Faye is one of almost 60,000 people to sign a Change.org petition on the issue, with high-profile backers including Danielle Lloyd and her mum Jackie, who has the condition.

She said it had taken almost a year before she was diagnosed after she first noticed pain in her back in 2014.

The illness makes her feel like she’s been ‘beaten from head to toe’

Faye was eventually told she had chronic fatigue syndrome as well as fibromyalgia, which she had never heard of.

The 35-year-old, who won the TV talent show as Olivia Newton-John in 1997, said: “People don’t understand the extreme pain you’re going through every day.

“With other illnesses you take a test that proves it, but with fibromyalgia it’s just that people have identical descriptions of how they feel.

“But there’s still so much stigma around it. We still come across stories of people having doctors tell them it doesn’t exist and refer to it as “bulls*** disease”.

Faye is angry that some doctors view it as a bulls*** disease

“People ask why you’re not working, and one asked me if it was the ‘illness in your head’, like it was made up.
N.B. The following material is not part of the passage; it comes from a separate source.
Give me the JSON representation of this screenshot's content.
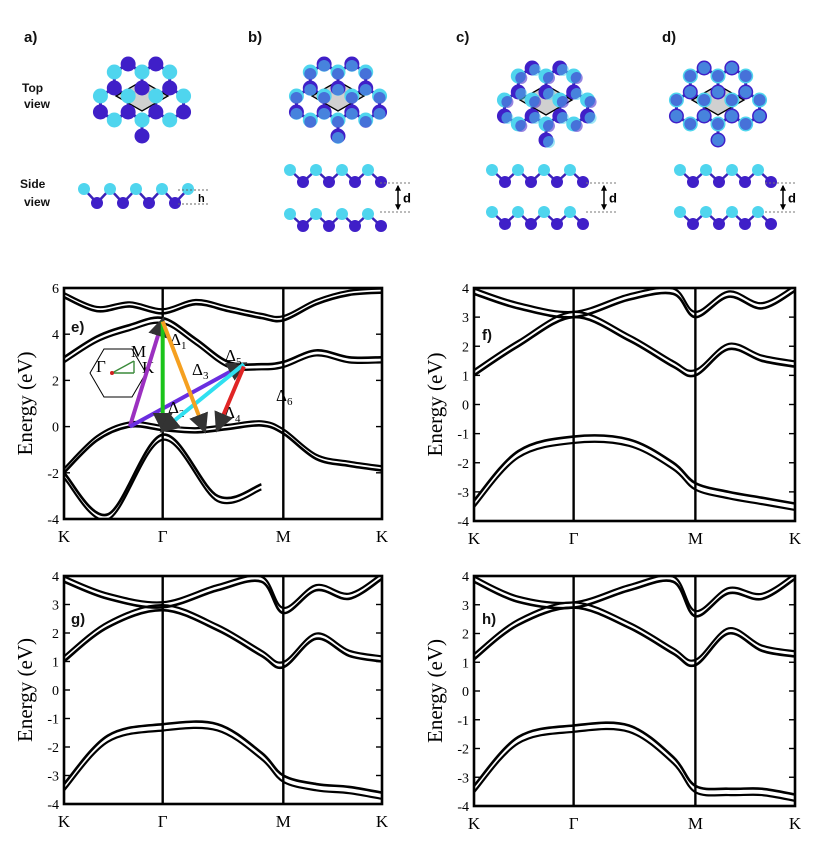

“But I feel like I’ve been beaten from head to toe, and like my ribs are bruised when I touch them.

“Sometimes you can’t even get up the stairs you are so tired, and sometimes people think you are drunk because you get a brain fog and talk so slowly.

“I struggle to sleep with the pain, and I’ve only managed to go out socialising with friends three times this year.

“This illness and other invisible illnesses take away our lives. I’ve only got my closest family now.

“You can’t keep to plans with frieds, and they drift away so it can get incredibly lonely.

“I can’t imagine how I’d even keep myself alive if I didn’t have my parents, as I can’t cook or do housework on my own.”

She said she was inspired to do something more after being inundated with messages from fellow sufferers when the Echo first reported on her story last year.

Faye has campaigned since alongside two other sufferers, Adrienne and Leeann Lakin, meeting her local MP and setting up the Invisible Illness Junction support group.

She now fears not being able to get the financial support she needs, as she will soon have to do one of the government’s controversial fit-for-work tests.

But the government has said qualified health professionals do the assessments, and base them not on conditions but how conditions affect individual circumstances.

She added: “Back then I had so many dreams; now I just dream of being treated fairly and to not wake up in agony for the remainder of my life.”

Margaret Greenwood, Labour MP for Wirral West, said: “I recently met with Faye and was struck by how courageous and determined she is to make a difference on behalf of others with fibromyalgia.

“I was extremely moved by her story and her own personal experiences. We really do need a greater understanding of fibromyalgia so that people can get the support they need.”